As difamações que sofri, por prepotência, raiva ou falta de compreensão, e as falsas amizades foram tantas, que tiraram-me o valor.
E planejaram meu sacrifício em bandejas de prata e investiram-se contra mim com estacas afiadas.
Mas, apesar de todos os meus estresses, dissabores e fortes depressões, eu sempre fui uma pessoa muito resistente, e tinha minhas proteções.
Quando quase todos nos abandonam, sempre há aqueles que ficam conosco, que nos amam por amar, e que não sabíamos que podíamos contar.
E os meus filhos, à parte de tudo o que escrevo, apesar de os jogarem contra mim, sempre foram um exemplo disso, e sempre foram e serão os meus maiores amores.
Quando nos colocam no exílio, sempre há os que ficam ao nosso lado para nos aliviar a dor e confraternizar uma amizade e um amor que não tem preço.
Dois vultos, um em cada lado, distinguiam-se em altura e em idade na neblina de meus sonhos.
Um deles afigurava-se-me um anjo esplendoroso, amoroso; mas ele não erguia sua cabeça, não ajudava a reerguer-me, não reagia as agressões que eu sofria e, cabisbaixo, parecia-me triste.
O outro — e é incrível dizer isto — era uma criança pura e irrequieta, que acenava-me eufórica, chamando-me para brincar.
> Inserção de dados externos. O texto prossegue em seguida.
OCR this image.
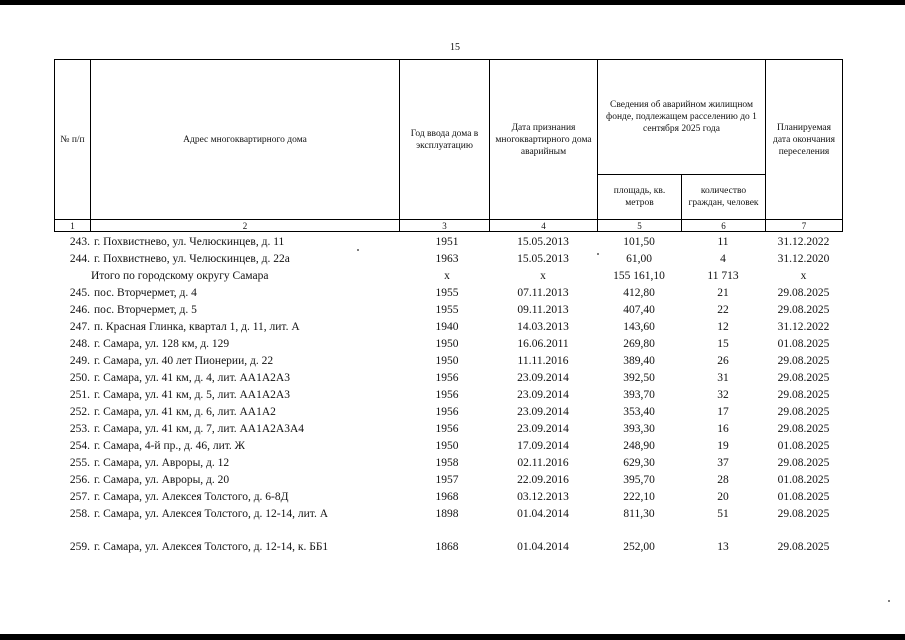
15
№ п/п	Адрес многоквартирного дома	Год ввода дома в эксплуатацию	Дата признания многоквартирного дома аварийным	Сведения об аварийном жилищном фонде, подлежащем расселению до 1 сентября 2025 года		Планируемая дата окончания переселения
				площадь, кв. метров	количество граждан, человек	
1	2	3	4	5	6	7
243. г. Похвистнево, ул. Челюскинцев, д. 11	1951	15.05.2013	101,50	11	31.12.2022
244. г. Похвистнево, ул. Челюскинцев, д. 22а	1963	15.05.2013	61,00	4	31.12.2020
Итого по городскому округу Самара	х	х	155 161,10	11 713	х
245. пос. Вторчермет, д. 4	1955	07.11.2013	412,80	21	29.08.2025
246. пос. Вторчермет, д. 5	1955	09.11.2013	407,40	22	29.08.2025
247. п. Красная Глинка, квартал 1, д. 11, лит. А	1940	14.03.2013	143,60	12	31.12.2022
248. г. Самара, ул. 128 км, д. 129	1950	16.06.2011	269,80	15	01.08.2025
249. г. Самара, ул. 40 лет Пионерии, д. 22	1950	11.11.2016	389,40	26	29.08.2025
250. г. Самара, ул. 41 км, д. 4, лит. АА1А2А3	1956	23.09.2014	392,50	31	29.08.2025
251. г. Самара, ул. 41 км, д. 5, лит. АА1А2А3	1956	23.09.2014	393,70	32	29.08.2025
252. г. Самара, ул. 41 км, д. 6, лит. АА1А2	1956	23.09.2014	353,40	17	29.08.2025
253. г. Самара, ул. 41 км, д. 7, лит. АА1А2А3А4	1956	23.09.2014	393,30	16	29.08.2025
254. г. Самара, 4-й пр., д. 46, лит. Ж	1950	17.09.2014	248,90	19	01.08.2025
255. г. Самара, ул. Авроры, д. 12	1958	02.11.2016	629,30	37	29.08.2025
256. г. Самара, ул. Авроры, д. 20	1957	22.09.2016	395,70	28	01.08.2025
257. г. Самара, ул. Алексея Толстого, д. 6-8Д	1968	03.12.2013	222,10	20	01.08.2025
258. г. Самара, ул. Алексея Толстого, д. 12-14, лит. А	1898	01.04.2014	811,30	51	29.08.2025
259. г. Самара, ул. Алексея Толстого, д. 12-14, к. ББ1	1868	01.04.2014	252,00	13	29.08.2025
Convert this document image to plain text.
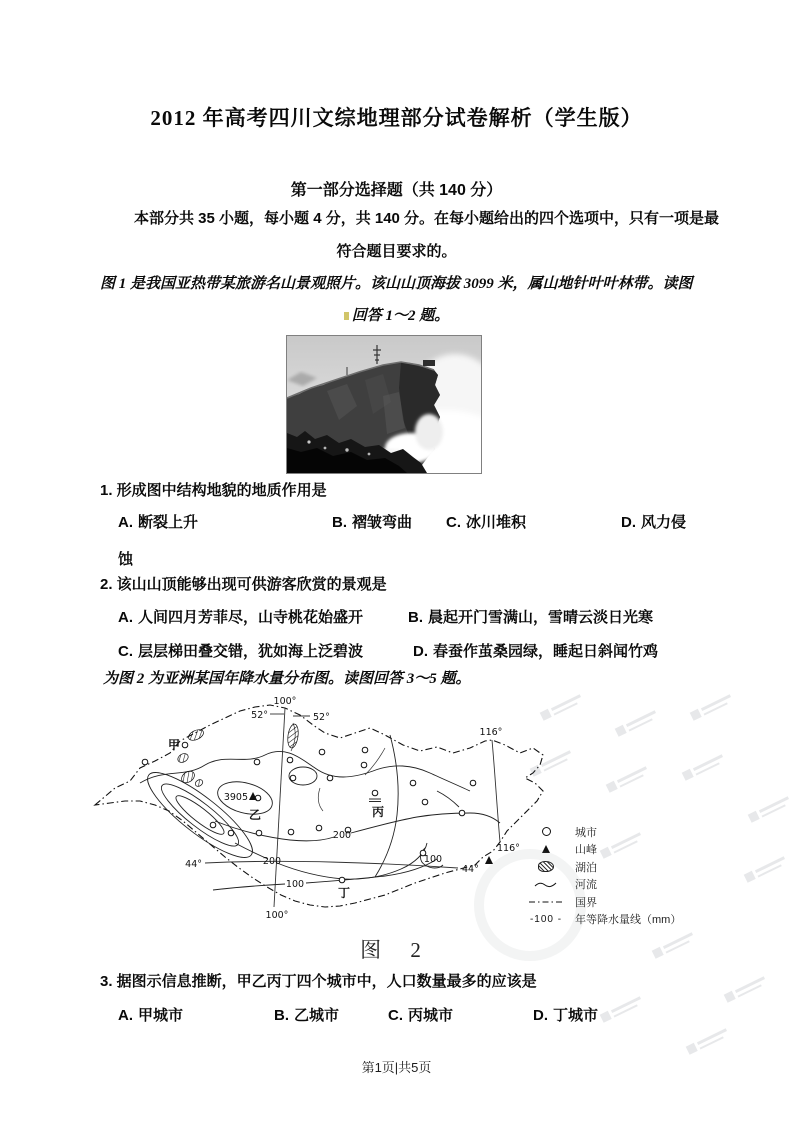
2012 年高考四川文综地理部分试卷解析（学生版）
第一部分选择题（共 140 分）
本部分共 35 小题，每小题 4 分，共 140 分。在每小题给出的四个选项中，只有一项是最
符合题目要求的。
图 1 是我国亚热带某旅游名山景观照片。该山山顶海拔 3099 米，属山地针叶叶林带。读图
回答 1～2 题。
1. 形成图中结构地貌的地质作用是
A. 断裂上升	B. 褶皱弯曲 C. 冰川堆积	D. 风力侵
蚀
2. 该山山顶能够出现可供游客欣赏的景观是
A. 人间四月芳菲尽，山寺桃花始盛开	B. 晨起开门雪满山，雪晴云淡日光寒
C. 层层梯田叠交错，犹如海上泛碧波	D. 春蚕作茧桑园绿，睡起日斜闻竹鸡
为图 2 为亚洲某国年降水量分布图。读图回答 3～5 题。
100°
52°	52°
116°
116°
44°	44°
100°
甲
乙	丙
丁
3905
200
200
100
100
城市
山峰
湖泊
河流
国界
-100 - 年等降水量线（mm）
图 2
3. 据图示信息推断，甲乙丙丁四个城市中，人口数量最多的应该是
A. 甲城市	B. 乙城市	C. 丙城市	D. 丁城市
第1页|共5页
                                               Parte III

Nesta época de interesses contraditórios, brigas familiares, avaliações incorretas da cabala e do tarô, e de incompreensões de minha amizade com os jovens bruxos, aliados a soberba e a falta de piedade de alguns em julgar meus sentimentos, fechavam um círculo ao meu redor.
E construíam-no com bases sólidas, e ergueram suas paredes num mundo fugaz, sem entender que suas bases seriam destruídas com o tempo e que deixariam marcas pelo tempo que eu viver.
O que fizemos aos outros, fizemos a nós mesmos, e nada permanece como antes.
Os tempos de uniões e de engajamentos solidários escorreram de minhas mãos e de meu coração, esvaíram-se pela incompreensão que tiveram de meus sentimentos e de meus direitos, assim como o sangue que deixei escorrer de meus pulsos feridos me enfraqueceu.
E muitas pessoas pensam e avaliam tudo pelo enfoque pessoal e material e jogos sexuais, sem nos respeitar e compreender outros valores morais.
Só tenho a lamentar, pois a maioria delas sequer seguiam uma religião ou eram adeptas da castidade, simplesmente usavam o seu poder e se aviltavam mais do que eu.
E nada contra os pensamentos e as teorias de Sigmund Freud, pois ninguém consegue ser o que não é.
E podemos fugir sempre...fingir...negar...nos enganar até morrer.
Podemos optar pelo martírio insano da ignorância; furar nossos olhos, tapar os ouvidos, calar nossa boca e vivermos felizes como um vegetal.
Mas como conviveremos com este pecado mortal?
Como nos julgaremos na hora de partir?
Deus, quando nos pôs no mundo, disse: Meus filhos, eu os enviei a este mundo para serem felizes, amarem a todos e sonhar.
E este Deus liberal, filósofo e sonhador sempre esteve dentro de mim.
E além do mais, os inimigos já estavam bem perto; bem mais perto do que eu poderia imaginar.
Meu ego, cansado de representar antigos papéis, desgastado por lutas infiéis, aniquilou-se pelo bombardeio constante de agressões.
Cansado de lutar por um nada, travei.
Cansado de buscar desejos nunca satisfeitos, de correr atrás de bens materiais e de contas a pagar que jamais iriam ter fim, desisti.
O dinheiro tem seu preço, mas a este preço, a um preço da escravidão, eu não o queria mais para mim.
A vida era o meu bem mais precioso, a meta que eu devia buscar, o bem que eu deveria comprar e sustentar,  — a minha alegria, o meu querer.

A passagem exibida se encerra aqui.